What is the etiquette, exactly, of sharing bad news? Does one assume one's friends will want to know, and therefore tell everyone, as quickly as possible? Or does one keep it to oneself, in the interest of keeping everyone's lives as simple as possible? And what about those friends and connections we make only through the internet? Facebook friends, some of whom I haven't seen since I was 19 and don't really ever expect to see again? Blog friends, who live far away but have come to be familiar faces of sorts?
I don't want to burden you, but it feels dishonest to pretend everything is just as it was last week.
Joe and I are both, suddenly, looking for jobs. Joe got laid off (downsized? subtracted?) on Monday. I spent all of Tuesday pulling together materials to apply to substitute teach. I expect to be working within two or three weeks. After I get a feel for the schools around here, I'll start looking for a permanent position.
Every option is on the table: we could move far away, Joe might go back to school, or we might stay here so he can do consulting work with the contacts he's made in the last two and a half years working in green chemistry. Maybe we'll move to New Zealand. Or Belize.
My mind is filled with all the possibilities that this opens up for us. I am strangely pleased.

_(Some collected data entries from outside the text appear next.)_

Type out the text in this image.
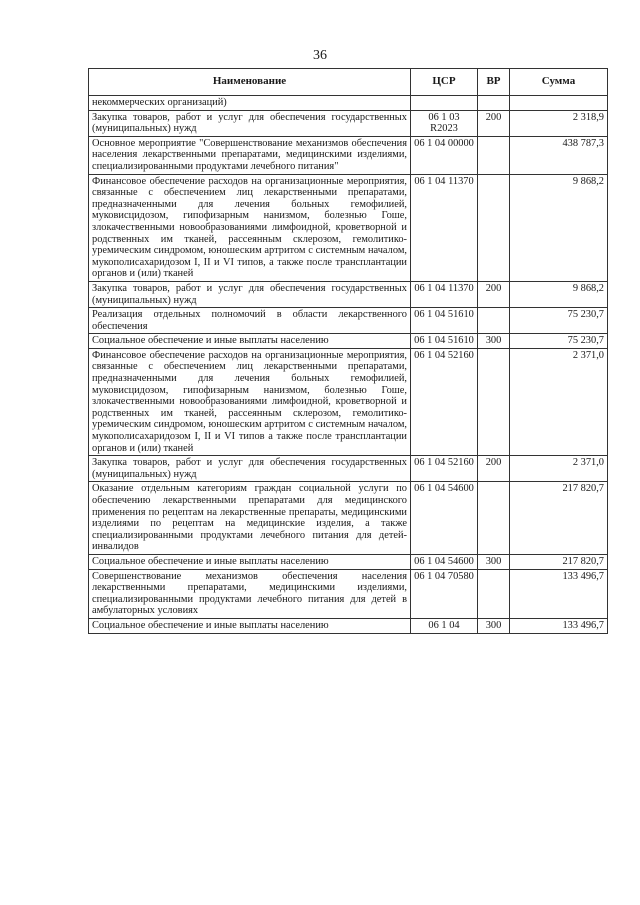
36
Наименование	ЦСР	ВР	Сумма
некоммерческих организаций)			
Закупка товаров, работ и услуг для обеспечения государственных (муниципальных) нужд	06 1 03 R2023	200	2 318,9
Основное мероприятие "Совершенствование механизмов обеспечения населения лекарственными препаратами, медицинскими изделиями, специализированными продуктами лечебного питания"	06 1 04 00000		438 787,3
Финансовое обеспечение расходов на организационные мероприятия, связанные с обеспечением лиц лекарственными препаратами, предназначенными для лечения больных гемофилией, муковисцидозом, гипофизарным нанизмом, болезнью Гоше, злокачественными новообразованиями лимфоидной, кроветворной и родственных им тканей, рассеянным склерозом, гемолитико-уремическим синдромом, юношеским артритом с системным началом, мукополисахаридозом I, II и VI типов, а также после трансплантации органов и (или) тканей	06 1 04 11370		9 868,2
Закупка товаров, работ и услуг для обеспечения государственных (муниципальных) нужд	06 1 04 11370	200	9 868,2
Реализация отдельных полномочий в области лекарственного обеспечения	06 1 04 51610		75 230,7
Социальное обеспечение и иные выплаты населению	06 1 04 51610	300	75 230,7
Финансовое обеспечение расходов на организационные мероприятия, связанные с обеспечением лиц лекарственными препаратами, предназначенными для лечения больных гемофилией, муковисцидозом, гипофизарным нанизмом, болезнью Гоше, злокачественными новообразованиями лимфоидной, кроветворной и родственных им тканей, рассеянным склерозом, гемолитико-уремическим синдромом, юношеским артритом с системным началом, мукополисахаридозом I, II и VI типов а также после трансплантации органов и (или) тканей	06 1 04 52160		2 371,0
Закупка товаров, работ и услуг для обеспечения государственных (муниципальных) нужд	06 1 04 52160	200	2 371,0
Оказание отдельным категориям граждан социальной услуги по обеспечению лекарственными препаратами для медицинского применения по рецептам на лекарственные препараты, медицинскими изделиями по рецептам на медицинские изделия, а также специализированными продуктами лечебного питания для детей-инвалидов	06 1 04 54600		217 820,7
Социальное обеспечение и иные выплаты населению	06 1 04 54600	300	217 820,7
Совершенствование механизмов обеспечения населения лекарственными препаратами, медицинскими изделиями, специализированными продуктами лечебного питания для детей в амбулаторных условиях	06 1 04 70580		133 496,7
Социальное обеспечение и иные выплаты населению	06 1 04	300	133 496,7
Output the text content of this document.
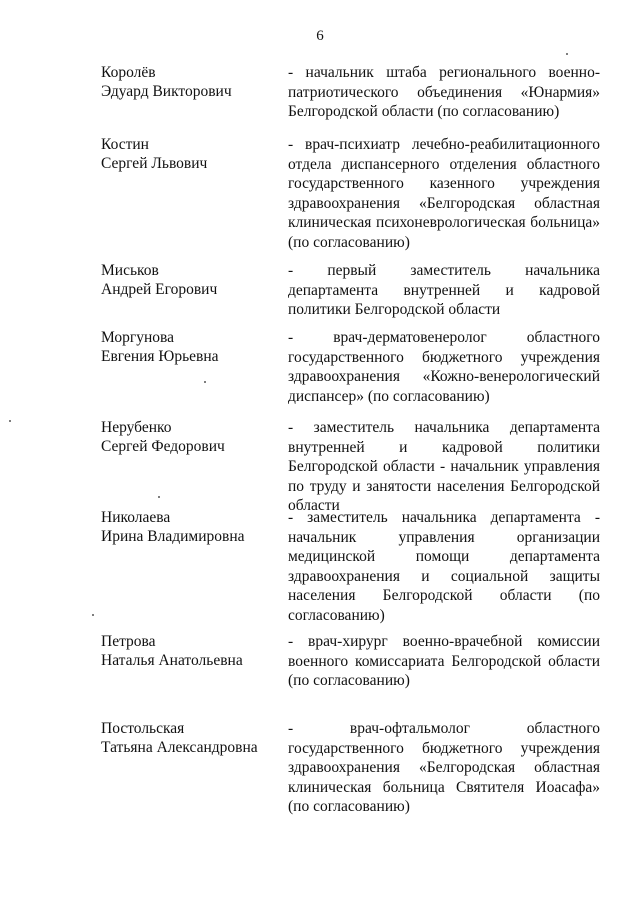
6
Королёв
Эдуард Викторович
- начальник штаба регионального военно-патриотического объединения «Юнармия» Белгородской области (по согласованию)
Костин
Сергей Львович
- врач-психиатр лечебно-реабилитационного отдела диспансерного отделения областного государственного казенного учреждения здравоохранения «Белгородская областная клиническая психоневрологическая больница» (по согласованию)
Миськов
Андрей Егорович
- первый заместитель начальника департамента внутренней и кадровой политики Белгородской области
Моргунова
Евгения Юрьевна
- врач-дерматовенеролог областного государственного бюджетного учреждения здравоохранения «Кожно-венерологический диспансер» (по согласованию)
Нерубенко
Сергей Федорович
- заместитель начальника департамента внутренней и кадровой политики Белгородской области - начальник управления по труду и занятости населения Белгородской области
Николаева
Ирина Владимировна
- заместитель начальника департамента - начальник управления организации медицинской помощи департамента здравоохранения и социальной защиты населения Белгородской области (по согласованию)
Петрова
Наталья Анатольевна
- врач-хирург военно-врачебной комиссии военного комиссариата Белгородской области (по согласованию)
Постольская
Татьяна Александровна
- врач-офтальмолог областного государственного бюджетного учреждения здравоохранения «Белгородская областная клиническая больница Святителя Иоасафа» (по согласованию)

I know I may not be quite as pleased when the money runs out and we don't know how we're going to pay the electric bill, let alone the mortgage, but for now, it's all good, and I'm loving my life at this moment.
Monday, October 19, 2009
That's a freshly carded batt of exceptionally soft corriedale, lounging on the back of my spinning chair and waiting to be spun on my delightful new spinning wheel. It will wait until after laundry and dishes, and some schooling for the little guy.
Little and I have really shifted gears in the last week. I'm having what I hope will be a minor health crisis, and he has had several minor meltdowns, and all of that is pointing us in the direction of fewer scheduled activities. We're going to be home, and we're only going to go out when there's something we've just thought of that we really want to do.
This means we're opting out of some great organized activities and projects this fall, but it also means we'll have time for the library, the museum, trips to see his grandparents and his papa at work, not to mention time to play at home. We need our daydreaming time, and starting this week, we're going to get it. We're both excited and pleased about this change.